Свет невечерний. Трудно быть с Богом

21 мая 2019 г.

Аудио
Скачать .mp3
Проповедь архимандрита Саввы (Мажуко), насельника Свято-Никольского монастыря города Гомеля.

Некоторые христиане говорят, что мы живем в какое-то странное время: куда-то исчезли старцы, чудотворцы, молитвенники, наши христианские мудрецы. Что-то случилось со священниками, они стали такими пресными, светскими, доступными. Что-то тоже происходит с христианами. Нет той силы чудотворной молитвы, нет тех пророческих словес. Мы стали какими-то слишком мелкими, слабыми, тщедушными. Почему это происходит? Что случилось с нами? Может, это признак последних времен?

Наряду с этим мы читаем воспоминания даже о наших современниках, о тех людях, которые совсем недавно еще служили, проповедовали; например, о митрополите Антонии Сурожском, который является нашим великим проповедником и, думаю, святым Русской Православной Церкви. Мы еще этого не осознали. Он был великим богословом, который ничего не писал, а только говорил, но жизнью своей свидетельствовал о вере.

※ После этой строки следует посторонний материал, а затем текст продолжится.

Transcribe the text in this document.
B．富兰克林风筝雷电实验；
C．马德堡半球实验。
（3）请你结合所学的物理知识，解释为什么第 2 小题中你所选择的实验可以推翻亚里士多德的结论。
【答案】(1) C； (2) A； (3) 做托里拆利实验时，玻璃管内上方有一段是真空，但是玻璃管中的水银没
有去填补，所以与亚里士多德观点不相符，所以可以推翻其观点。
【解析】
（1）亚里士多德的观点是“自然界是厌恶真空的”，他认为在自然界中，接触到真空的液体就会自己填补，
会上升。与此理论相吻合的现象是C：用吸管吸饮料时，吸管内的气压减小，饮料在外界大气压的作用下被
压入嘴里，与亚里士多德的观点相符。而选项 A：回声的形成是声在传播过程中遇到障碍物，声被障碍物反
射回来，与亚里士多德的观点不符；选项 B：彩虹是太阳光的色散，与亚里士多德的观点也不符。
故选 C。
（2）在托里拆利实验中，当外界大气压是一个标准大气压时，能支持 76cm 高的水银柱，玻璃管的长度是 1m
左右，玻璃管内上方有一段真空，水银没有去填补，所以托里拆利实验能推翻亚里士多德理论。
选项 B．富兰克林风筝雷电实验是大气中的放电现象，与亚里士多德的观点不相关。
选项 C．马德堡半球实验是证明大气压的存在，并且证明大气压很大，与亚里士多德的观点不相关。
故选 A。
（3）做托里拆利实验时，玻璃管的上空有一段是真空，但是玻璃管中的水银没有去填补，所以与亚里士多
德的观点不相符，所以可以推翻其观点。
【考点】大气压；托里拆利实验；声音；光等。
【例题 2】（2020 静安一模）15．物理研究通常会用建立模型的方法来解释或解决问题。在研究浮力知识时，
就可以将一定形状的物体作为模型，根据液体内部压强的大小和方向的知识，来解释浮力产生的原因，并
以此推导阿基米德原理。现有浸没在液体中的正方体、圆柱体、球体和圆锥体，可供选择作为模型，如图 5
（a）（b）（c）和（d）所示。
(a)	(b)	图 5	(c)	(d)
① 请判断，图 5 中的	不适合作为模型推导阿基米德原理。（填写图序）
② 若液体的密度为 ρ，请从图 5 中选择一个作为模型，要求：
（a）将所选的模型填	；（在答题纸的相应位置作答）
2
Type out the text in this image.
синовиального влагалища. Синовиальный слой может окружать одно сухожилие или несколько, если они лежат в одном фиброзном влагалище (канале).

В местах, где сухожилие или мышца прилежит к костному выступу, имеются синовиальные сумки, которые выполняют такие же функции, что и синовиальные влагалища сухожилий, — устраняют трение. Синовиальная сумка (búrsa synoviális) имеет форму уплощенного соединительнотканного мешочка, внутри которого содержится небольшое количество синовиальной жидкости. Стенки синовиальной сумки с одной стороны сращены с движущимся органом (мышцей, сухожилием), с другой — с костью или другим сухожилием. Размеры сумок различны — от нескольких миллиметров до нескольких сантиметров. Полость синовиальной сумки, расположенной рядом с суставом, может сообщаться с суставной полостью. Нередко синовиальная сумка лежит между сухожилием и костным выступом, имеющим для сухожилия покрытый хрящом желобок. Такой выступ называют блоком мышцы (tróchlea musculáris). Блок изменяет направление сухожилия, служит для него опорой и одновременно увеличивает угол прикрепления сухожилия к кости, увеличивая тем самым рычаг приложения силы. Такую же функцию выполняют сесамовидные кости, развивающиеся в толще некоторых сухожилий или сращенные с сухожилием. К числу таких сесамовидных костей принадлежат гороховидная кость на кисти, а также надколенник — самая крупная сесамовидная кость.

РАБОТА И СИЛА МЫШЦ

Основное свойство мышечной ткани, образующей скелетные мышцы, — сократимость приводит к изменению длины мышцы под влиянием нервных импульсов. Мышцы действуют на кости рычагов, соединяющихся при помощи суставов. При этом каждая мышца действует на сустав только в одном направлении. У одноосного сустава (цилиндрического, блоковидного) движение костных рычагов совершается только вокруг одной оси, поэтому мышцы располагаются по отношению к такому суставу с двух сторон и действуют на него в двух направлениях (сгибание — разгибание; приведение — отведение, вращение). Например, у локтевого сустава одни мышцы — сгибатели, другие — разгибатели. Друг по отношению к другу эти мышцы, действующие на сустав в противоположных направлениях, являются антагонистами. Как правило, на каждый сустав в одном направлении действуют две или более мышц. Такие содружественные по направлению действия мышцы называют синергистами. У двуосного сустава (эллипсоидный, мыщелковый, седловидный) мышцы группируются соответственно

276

Когда я услышал его проповедь в первый раз, я долго размышлял. Я тогда был еще совсем юным человеком, и я размышлял о том, что в нем такого особенного. Ведь он говорит очень простые вещи. Он говорит, собственно, настолько простым, настольно ясным языком, что если начнешь записывать, делать какой-то конспект его речей, ничего нового там и не найдешь. То же самое говорили и святые отцы, и в Евангелии об этом  сказано. Но в его лице было нечто, что выдавало присутствие Бога в его жизни. Вот что важно!

Кроме того, я неоднократно слышал от тех людей, которые служили вместе с владыкой митрополитом Антонием, что его богослужение отличалось каким-то напряженным опытом присутствия Бога в этот момент в его жизни. Святитель Антоний Сурожский отличался особой требовательностью к богослужению. Так, например, он никогда не требовал вычитывать все молитвы, часы, каноны, кафизмы и так далее, но, с другой стороны, был очень чуток к тому, чтобы в церкви была предельная тишина, чтобы ни в алтаре, ни в храме никто не разговаривал, когда совершалась литургия или всенощное бдение.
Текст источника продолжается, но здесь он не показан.